The Pope has just one more public appearance,  at his weekly audience on Wednesday.

No date has yet been set for the start of the  conclave of cardinals, who will vote in secret to elect Benedict’s successor.

One Italian in the crowd seemed to be doing a  little campaigning, hoisting a sign which mentioned the name of two Italian  cardinals considered by observers to be potential contenders in the selection of  the next pontiff.

The cardinals in the conclave will have to  decide whether it’s time to look outside of Europe for a pope.

Meanwhile Britain’s most senior Catholic  clergyman, Cardinal Keith O’Brien, has been reported to the Vatican for  alleged inappropriate behaviour, it emerged last night.

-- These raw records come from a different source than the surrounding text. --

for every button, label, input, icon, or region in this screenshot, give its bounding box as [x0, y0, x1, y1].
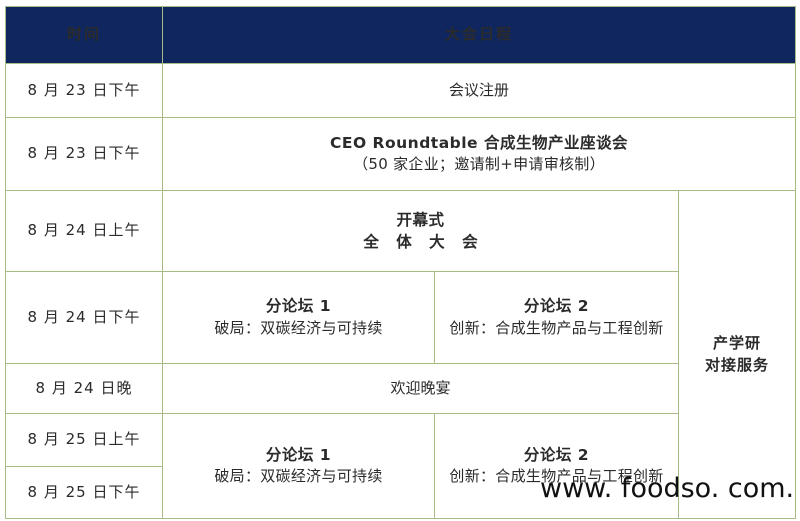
forum-1-cell: 分论坛 1 破局：双碳经济与可持续 — [163, 272, 435, 364]
header-cell-agenda: 大会日程 — [163, 7, 796, 64]
session-cell-registration: 会议注册 — [163, 64, 796, 118]
session-cell-ceo-roundtable: CEO Roundtable 合成生物产业座谈会 （50 家企业；邀请制+申请审… — [163, 118, 796, 191]
session-title: CEO Roundtable 合成生物产业座谈会 — [167, 132, 791, 154]
forum-1-subtitle: 破局：双碳经济与可持续 — [167, 466, 430, 488]
time-cell: 8 月 25 日上午 — [6, 414, 163, 467]
header-row: 时间 大会日程 — [6, 7, 796, 64]
forum-2-title: 分论坛 2 — [439, 444, 674, 466]
forum-2-cell: 分论坛 2 创新：合成生物产品与工程创新 — [435, 272, 679, 364]
session-subtitle: 全 体 大 会 — [167, 231, 674, 253]
session-title: 开幕式 — [167, 209, 674, 231]
table-row: 8 月 25 日上午 分论坛 1 破局：双碳经济与可持续 分论坛 2 创新：合成… — [6, 414, 796, 467]
time-cell: 8 月 25 日下午 — [6, 467, 163, 519]
forum-2-subtitle: 创新：合成生物产品与工程创新 — [439, 466, 674, 488]
session-cell-welcome-dinner: 欢迎晚宴 — [163, 364, 679, 414]
time-cell: 8 月 24 日下午 — [6, 272, 163, 364]
time-cell: 8 月 23 日下午 — [6, 118, 163, 191]
header-cell-time: 时间 — [6, 7, 163, 64]
forum-2-cell: 分论坛 2 创新：合成生物产品与工程创新 — [435, 414, 679, 519]
forum-1-subtitle: 破局：双碳经济与可持续 — [167, 318, 430, 340]
table-row: 8 月 24 日晚 欢迎晚宴 — [6, 364, 796, 414]
table-header: 时间 大会日程 — [6, 7, 796, 64]
table-row: 8 月 24 日下午 分论坛 1 破局：双碳经济与可持续 分论坛 2 创新：合成… — [6, 272, 796, 364]
table-row: 8 月 24 日上午 开幕式 全 体 大 会 产学研 对接服务 — [6, 191, 796, 272]
time-cell: 8 月 24 日上午 — [6, 191, 163, 272]
agenda-table-container: 时间 大会日程 8 月 23 日下午 会议注册 8 月 23 日下午 CEO R… — [5, 6, 795, 515]
session-subtitle: （50 家企业；邀请制+申请审核制） — [167, 154, 791, 176]
time-cell: 8 月 24 日晚 — [6, 364, 163, 414]
service-line-2: 对接服务 — [683, 355, 791, 377]
forum-2-title: 分论坛 2 — [439, 295, 674, 317]
time-cell: 8 月 23 日下午 — [6, 64, 163, 118]
conference-agenda-table: 时间 大会日程 8 月 23 日下午 会议注册 8 月 23 日下午 CEO R… — [5, 6, 796, 519]
table-row: 8 月 23 日下午 会议注册 — [6, 64, 796, 118]
service-column-cell: 产学研 对接服务 — [679, 191, 796, 519]
table-row: 8 月 23 日下午 CEO Roundtable 合成生物产业座谈会 （50 … — [6, 118, 796, 191]
forum-1-cell: 分论坛 1 破局：双碳经济与可持续 — [163, 414, 435, 519]
forum-2-subtitle: 创新：合成生物产品与工程创新 — [439, 318, 674, 340]
session-cell-opening-ceremony: 开幕式 全 体 大 会 — [163, 191, 679, 272]
forum-1-title: 分论坛 1 — [167, 444, 430, 466]
forum-1-title: 分论坛 1 — [167, 295, 430, 317]
table-body: 8 月 23 日下午 会议注册 8 月 23 日下午 CEO Roundtabl… — [6, 64, 796, 519]
service-line-1: 产学研 — [683, 333, 791, 355]
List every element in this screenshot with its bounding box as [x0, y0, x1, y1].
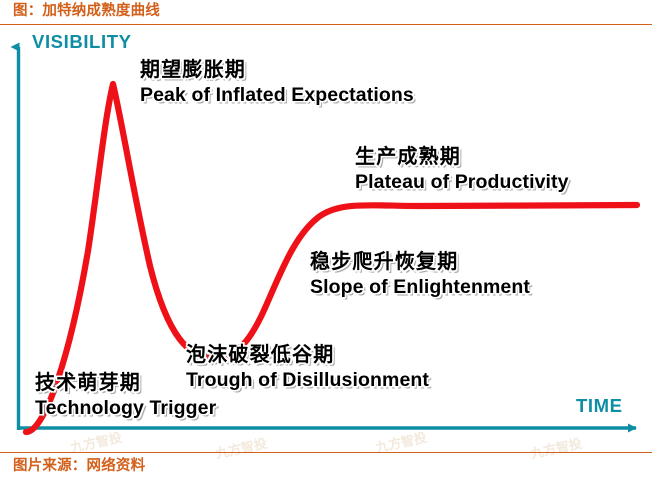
annotation-trough-en: Trough of Disillusionment	[186, 368, 429, 393]
annotation-trigger-en: Technology Trigger	[35, 396, 216, 421]
annotation-peak: 期望膨胀期 Peak of Inflated Expectations	[140, 58, 414, 108]
x-axis-title: TIME	[576, 395, 623, 417]
hype-curve-figure: 九方智投 九方智投 九方智投 九方智投 图：加特纳成熟度曲线 VISIBILIT…	[0, 0, 652, 481]
annotation-trough-cn: 泡沫破裂低谷期	[186, 343, 429, 368]
annotation-slope-en: Slope of Enlightenment	[310, 275, 530, 300]
annotation-slope: 稳步爬升恢复期 Slope of Enlightenment	[310, 250, 530, 300]
annotation-slope-cn: 稳步爬升恢复期	[310, 250, 530, 275]
annotation-trigger-cn: 技术萌芽期	[35, 371, 216, 396]
figure-title-bar: 图：加特纳成熟度曲线	[0, 0, 652, 26]
footer-divider	[0, 452, 652, 453]
source-caption: 图片来源：网络资料	[13, 456, 145, 477]
annotation-trigger: 技术萌芽期 Technology Trigger	[35, 371, 216, 421]
annotation-plateau: 生产成熟期 Plateau of Productivity	[355, 145, 569, 195]
annotation-peak-cn: 期望膨胀期	[140, 58, 414, 83]
annotation-plateau-en: Plateau of Productivity	[355, 170, 569, 195]
annotation-trough: 泡沫破裂低谷期 Trough of Disillusionment	[186, 343, 429, 393]
annotation-peak-en: Peak of Inflated Expectations	[140, 83, 414, 108]
annotation-plateau-cn: 生产成熟期	[355, 145, 569, 170]
page-title: 图：加特纳成熟度曲线	[13, 1, 160, 22]
y-axis-title: VISIBILITY	[32, 31, 132, 53]
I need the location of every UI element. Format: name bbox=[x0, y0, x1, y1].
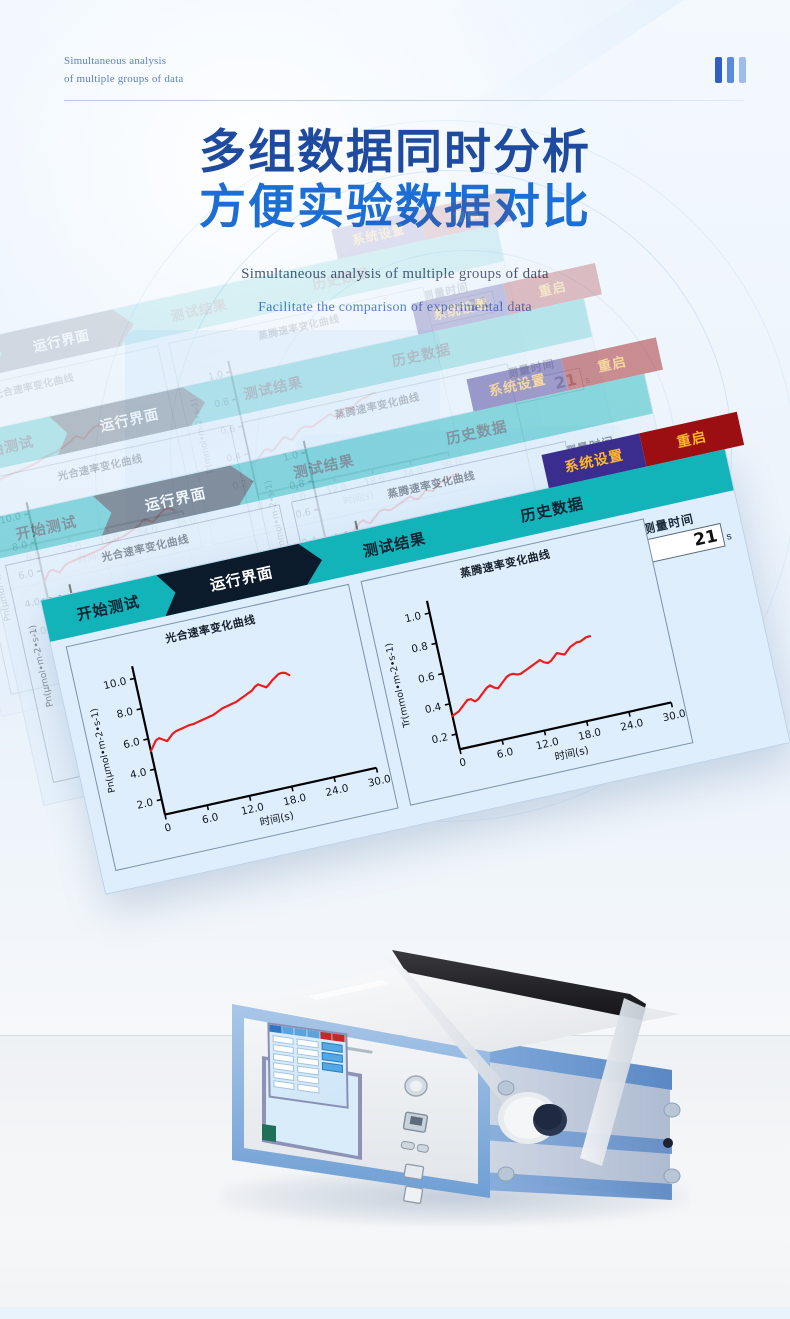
svg-text:12.0: 12.0 bbox=[240, 801, 265, 818]
device-screen-button[interactable] bbox=[321, 1052, 342, 1063]
hero-title-line1: 多组数据同时分析 bbox=[0, 125, 790, 180]
device-photo bbox=[210, 928, 710, 1228]
device-screen-button[interactable] bbox=[321, 1042, 342, 1053]
chart-series-line bbox=[442, 636, 600, 716]
svg-text:24.0: 24.0 bbox=[324, 782, 349, 799]
svg-text:30.0: 30.0 bbox=[367, 773, 392, 790]
header-divider bbox=[64, 100, 744, 101]
svg-text:0: 0 bbox=[163, 822, 172, 835]
bar-chart-icon bbox=[715, 57, 746, 83]
svg-text:8.0: 8.0 bbox=[116, 706, 135, 721]
header-eyebrow-line1: Simultaneous analysis bbox=[64, 52, 183, 70]
svg-text:18.0: 18.0 bbox=[577, 726, 602, 743]
svg-text:18.0: 18.0 bbox=[282, 792, 307, 809]
svg-text:24.0: 24.0 bbox=[619, 717, 644, 734]
device-screen-column bbox=[297, 1038, 319, 1093]
device-screen-field[interactable] bbox=[273, 1080, 294, 1090]
svg-text:10.0: 10.0 bbox=[102, 675, 127, 692]
page-header: Simultaneous analysis of multiple groups… bbox=[0, 0, 790, 120]
device-screen-column bbox=[321, 1042, 343, 1097]
svg-text:12.0: 12.0 bbox=[535, 736, 560, 753]
svg-text:0.6: 0.6 bbox=[417, 671, 436, 686]
bar-chart-icon-bar bbox=[727, 57, 734, 83]
device-screen-button[interactable] bbox=[322, 1062, 343, 1073]
header-eyebrow: Simultaneous analysis of multiple groups… bbox=[64, 52, 183, 88]
svg-text:30.0: 30.0 bbox=[662, 708, 687, 725]
svg-text:Tr(mmol•m-2•s-1): Tr(mmol•m-2•s-1) bbox=[384, 642, 414, 730]
page-root: Simultaneous analysis of multiple groups… bbox=[0, 0, 790, 1319]
bar-chart-icon-bar bbox=[739, 57, 746, 83]
bar-chart-icon-bar bbox=[715, 57, 722, 83]
svg-text:6.0: 6.0 bbox=[122, 736, 141, 751]
svg-text:4.0: 4.0 bbox=[129, 766, 148, 781]
device-screen-body bbox=[270, 1032, 347, 1101]
background-bottom-strip bbox=[0, 1307, 790, 1319]
svg-text:0: 0 bbox=[458, 756, 467, 769]
svg-text:0.8: 0.8 bbox=[410, 640, 429, 655]
device-touchscreen[interactable] bbox=[267, 1022, 348, 1108]
svg-text:0.2: 0.2 bbox=[431, 731, 450, 746]
chart-series-line bbox=[141, 671, 299, 751]
svg-text:2.0: 2.0 bbox=[136, 797, 155, 812]
header-eyebrow-line2: of multiple groups of data bbox=[64, 70, 183, 88]
measure-time-unit: s bbox=[726, 531, 734, 546]
device-screen-field[interactable] bbox=[298, 1084, 319, 1094]
svg-text:Pn(μmol•m-2•s-1): Pn(μmol•m-2•s-1) bbox=[89, 707, 118, 794]
svg-text:6.0: 6.0 bbox=[201, 811, 220, 826]
device-screen-column bbox=[273, 1035, 295, 1090]
svg-text:0.4: 0.4 bbox=[424, 701, 443, 716]
svg-text:1.0: 1.0 bbox=[404, 610, 423, 625]
svg-text:6.0: 6.0 bbox=[496, 746, 515, 761]
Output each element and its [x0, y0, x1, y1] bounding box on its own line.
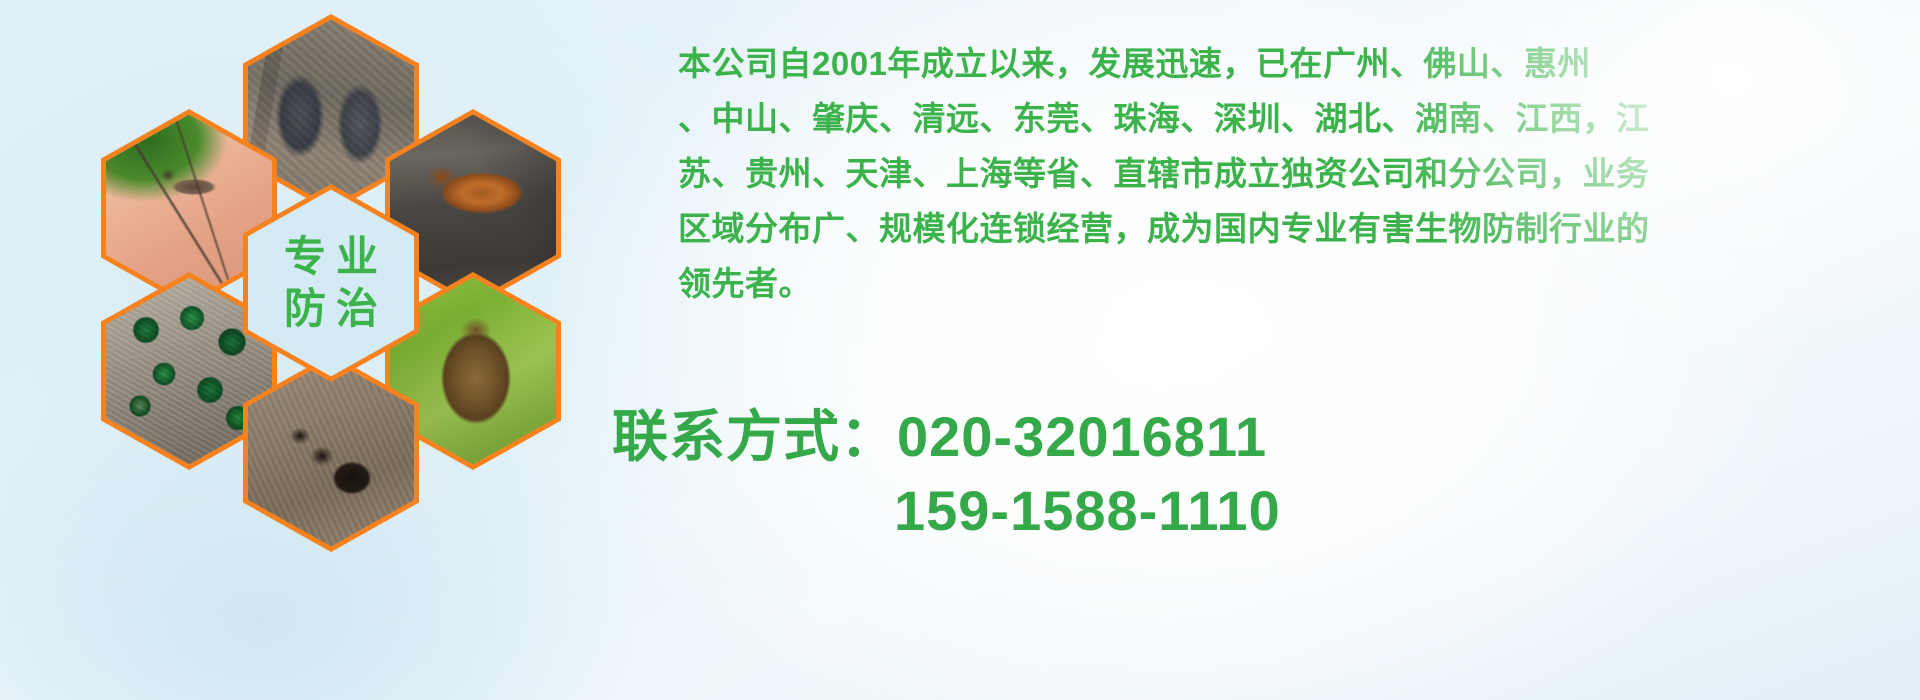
hex-inner-ant [248, 360, 414, 547]
logo-slogan: 专业 防治 [248, 190, 414, 377]
contact-block: 联系方式：020-32016811 159-1588-1110 [612, 400, 1281, 548]
intro-line-4: 区域分布广、规模化连锁经营，成为国内专业有害生物防制行业的 [612, 201, 1912, 256]
logo-slogan-line-2: 防治 [274, 288, 388, 330]
intro-line-5: 领先者。 [612, 256, 1912, 311]
contact-secondary-row: 159-1588-1110 [612, 474, 1281, 548]
contact-primary-row: 联系方式：020-32016811 [612, 400, 1281, 474]
contact-phone-mobile[interactable]: 159-1588-1110 [894, 479, 1281, 542]
hex-inner-center: 专业 防治 [248, 190, 414, 377]
contact-phone-landline[interactable]: 020-32016811 [897, 405, 1267, 468]
banner-root: 专业 防治 本公司自2001年成立以来，发展迅速，已在广州、佛山、惠州 、中山、… [0, 0, 1920, 700]
contact-label: 联系方式： [612, 405, 897, 468]
logo-slogan-line-1: 专业 [274, 236, 388, 278]
intro-line-2: 、中山、肇庆、清远、东莞、珠海、深圳、湖北、湖南、江西，江 [612, 91, 1912, 146]
honeycomb-logo: 专业 防治 [88, 14, 588, 559]
intro-text-block: 本公司自2001年成立以来，发展迅速，已在广州、佛山、惠州 、中山、肇庆、清远、… [612, 36, 1912, 311]
ant-photo [248, 360, 414, 547]
company-intro-paragraph: 本公司自2001年成立以来，发展迅速，已在广州、佛山、惠州 、中山、肇庆、清远、… [612, 36, 1912, 311]
intro-line-1: 本公司自2001年成立以来，发展迅速，已在广州、佛山、惠州 [612, 36, 1912, 91]
intro-line-3: 苏、贵州、天津、上海等省、直辖市成立独资公司和分公司，业务 [612, 146, 1912, 201]
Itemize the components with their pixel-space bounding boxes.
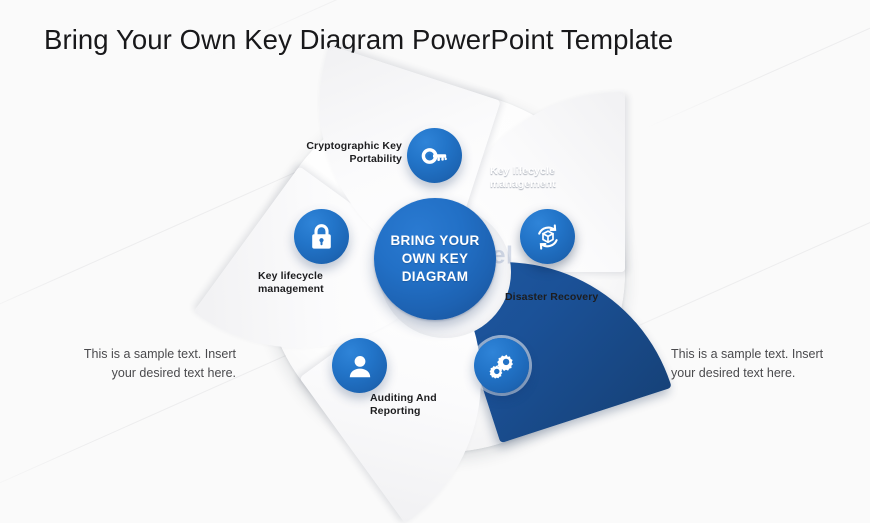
center-hub-label: BRING YOUR OWN KEY DIAGRAM	[390, 232, 479, 286]
segment-label-key-lifecycle-management-right: Key lifecycle management	[490, 165, 600, 192]
key-icon	[421, 142, 449, 170]
user-icon	[346, 352, 374, 380]
sample-text-left: This is a sample text. Insert your desir…	[66, 345, 236, 384]
page-title: Bring Your Own Key Diagram PowerPoint Te…	[44, 24, 673, 56]
gears-icon-bubble[interactable]	[474, 338, 529, 393]
sample-text-right: This is a sample text. Insert your desir…	[671, 345, 841, 384]
padlock-icon-bubble[interactable]	[294, 209, 349, 264]
key-icon-bubble[interactable]	[407, 128, 462, 183]
recycle-box-icon-bubble[interactable]	[520, 209, 575, 264]
segment-label-auditing-and-reporting: Auditing And Reporting	[370, 392, 490, 419]
center-hub-line-3: DIAGRAM	[390, 268, 479, 286]
segment-label-key-lifecycle-management-left: Key lifecycle management	[258, 270, 358, 297]
recycle-box-icon	[533, 222, 563, 252]
segment-label-disaster-recovery: Disaster Recovery	[505, 291, 605, 304]
gears-icon	[487, 351, 517, 381]
segment-label-cryptographic-key-portability: Cryptographic Key Portability	[302, 140, 402, 167]
byok-circular-diagram: SlideModel Cryptographic Key Portability…	[250, 88, 640, 460]
center-hub-line-1: BRING YOUR	[390, 232, 479, 250]
padlock-icon	[308, 222, 335, 251]
user-icon-bubble[interactable]	[332, 338, 387, 393]
center-hub-line-2: OWN KEY	[390, 250, 479, 268]
center-hub[interactable]: BRING YOUR OWN KEY DIAGRAM	[374, 198, 496, 320]
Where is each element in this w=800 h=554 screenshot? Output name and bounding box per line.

Three priests and one former priest have sent  statements to the papal nuncio, Antonio Mennini, alleging impropriety dating  back to 1980.

As head of the Roman Catholic Church in  Scotland, next week O’Brien will be part  of the conclave choosing the next Pope,  but now he faces demands for his  immediate resignation.

As reported by The Observer, one of the  priests alleges that he has needed counselling after an inappropriate  relationship with O’Brien.

A second complainant  said that he was  18-years-old when O’Brien made an inappropriate approach after  night  prayers.

A third said he was invited to ‘get to know’  O’Brien at the archbishop’s  residence only to face ‘unwanted behaviour’ from  O’Brien after late-night drinking.

The four are all from the diocese of St  Andrews and Edinburgh.

A spokesman for the cardinal said that he  contests the allegations.